The population of forest elephants at a key Central African preserve is sharply declining, and poaching is largely to blame, according to a study by Duke University researchers.

The number of forest elephants at Gabon Minkébé National Park, one of the largest and most important preserves in Central Africa, have declined about 80 percent, according to the study led by John Poulsen, assistant professor of tropical ecology at Duke’s Nicholas School of the Environment.

Forest elephants are the smallest of the three elephant species and the third-largest terrestrial animal on Earth. Slow birth rates contributed to the fading of the species and make it more difficult for the population to recover from poaching.

Duke’s research suggests that more than 25,000 elephants in the park may have been killed for their ivory between 2004 and 2014, Poulsen said in a news release from the university.

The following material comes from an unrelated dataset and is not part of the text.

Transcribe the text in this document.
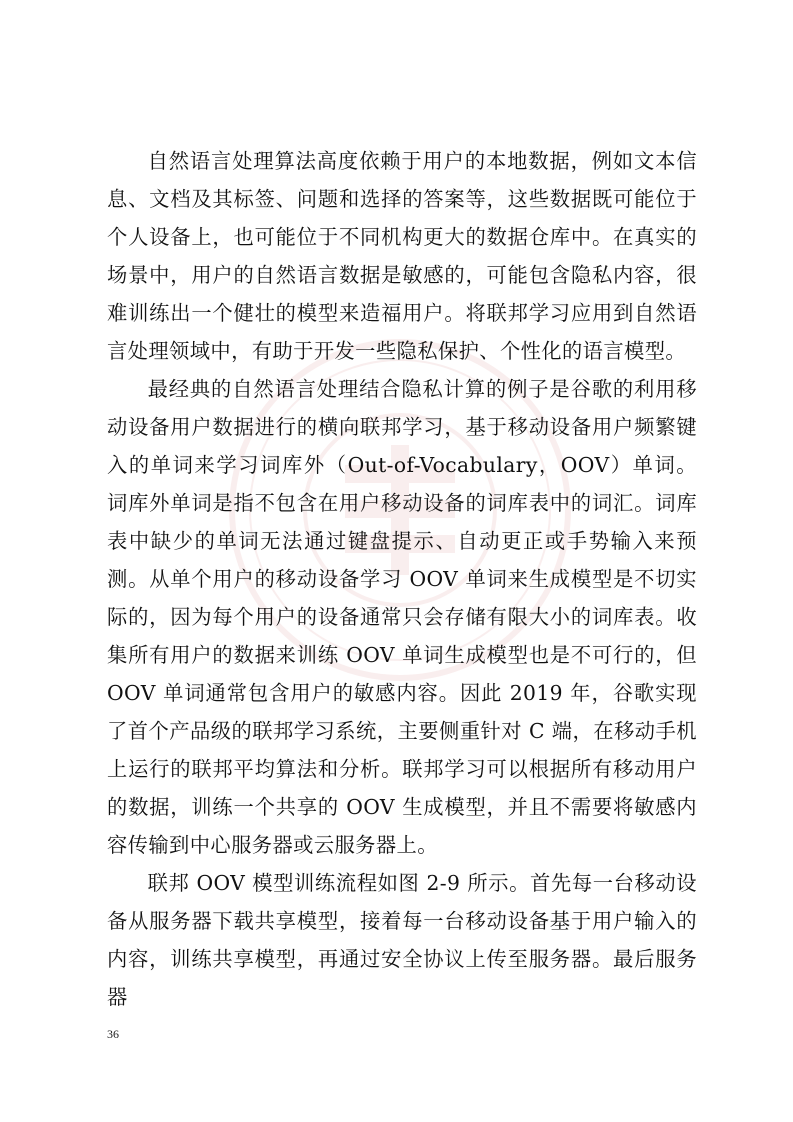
自然语言处理算法高度依赖于用户的本地数据，例如文本信息、文档及其标签、问题和选择的答案等，这些数据既可能位于个人设备上，也可能位于不同机构更大的数据仓库中。在真实的场景中，用户的自然语言数据是敏感的，可能包含隐私内容，很难训练出一个健壮的模型来造福用户。将联邦学习应用到自然语言处理领域中，有助于开发一些隐私保护、个性化的语言模型。

最经典的自然语言处理结合隐私计算的例子是谷歌的利用移动设备用户数据进行的横向联邦学习，基于移动设备用户频繁键入的单词来学习词库外（Out-of-Vocabulary，OOV）单词。词库外单词是指不包含在用户移动设备的词库表中的词汇。词库表中缺少的单词无法通过键盘提示、自动更正或手势输入来预测。从单个用户的移动设备学习 OOV 单词来生成模型是不切实际的，因为每个用户的设备通常只会存储有限大小的词库表。收集所有用户的数据来训练 OOV 单词生成模型也是不可行的，但 OOV 单词通常包含用户的敏感内容。因此 2019 年，谷歌实现了首个产品级的联邦学习系统，主要侧重针对 C 端，在移动手机上运行的联邦平均算法和分析。联邦学习可以根据所有移动用户的数据，训练一个共享的 OOV 生成模型，并且不需要将敏感内容传输到中心服务器或云服务器上。

联邦 OOV 模型训练流程如图 2-9 所示。首先每一台移动设备从服务器下载共享模型，接着每一台移动设备基于用户输入的内容，训练共享模型，再通过安全协议上传至服务器。最后服务器

36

“With nearly half of Central Africa’s estimated 100,000 forest elephants thought to living in Gabon, the loss of 25,000 elephants from this key sanctuary is a considerable setback for the preservation of the species,” he said.

While some of the poaching originated within the park, findings from the Duke study indicate that cross-border poaching by hunters from neighboring nations – mostly Cameroon to the north – largely drove the precipitous decline.

The Duke study’s findings were published Feb. 20 in the journal Current Biology.

Poulsen and his team estimated the extent of the forest elephant population losses by comparing data from two large-scale surveys of elephant dung in the park in 2004 and 2014. They used two analytic methods to account for periods of heavy rain that might have sped the dung’s decay and skew the survey’s accuracy.

“Based on changes in the abundance and geographic distribution of the dung, we identified two fronts of poaching pressure,” Poulsen said.

Forest elephant numbers in the southern part of the park, about 36 miles from the nearest major Gabonese Road, were somewhat reduced, Poulsen said. By comparison, the central and northern parts of the park – less than 4 miles Jestbahis from Cameroon’s national road – were empty of elephants.

The proximity of the road makes it relatively easy for Cameroonese poachers to access the park and transport their illegal haul back to one of Cameroon’s largest cities, Douala – a major hub of the international ivory trade.

Since 2011, the Gabonese government has taken steps to curb poaching in the park, Poulsen said, including elevating forest elephants’ conservation status to “fully protected,” creating a police force for the park and doubling the park’s budget.

Gabon also became the first African nation to burn all confiscated ivory, Poulsen said.

While the efforts may reduce poaching from within Gabon, Poulsen said his research suggests it has done little to slow the illegal cross-border trafficking.

“The clock is ticking,” Poulsen said. “To save Central Africa’s forest elephants, we need to create new multinational protected areas and coordinate international law enforcement to ensure the prosecution of foreign nationals who commit or encourage wildlife crimes in other countries.”

Studies show sharp declines in forest elephant populations are nothing new, but a 78 to 81 percent loss in a single decade from one of the largest, most remote protected areas in Central Africa is “a startling warning that no place is safe from poaching,” Poulsen said.

Researchers from the National Parks Agency of Gabon, the University of South Florida, the Max Planck Institute for Ornithology, the World Wildlife Fund Central Africa Regional Program Office, Gabon’s Institute for Tropical Ecology Research and the University of Stirling conducted the study with Poulsen. Duke-affiliated co-authors were Connie Clark, Amelia Meier, Cooper Rosin, Sarah Moore, Sally Koerner and Vincent Medjibe.

The 2004 and 2014 surveys used in the Duke study were funded by the U.S. Fish and Wildlife Service, the World Wildlife Fund, the Wildlife Conservation Society and the Convention on the International Trade in Endangered Species Canl? bahis of Wild Fauna and Flora’s Monitoring the Illegal Killing of Elephants program.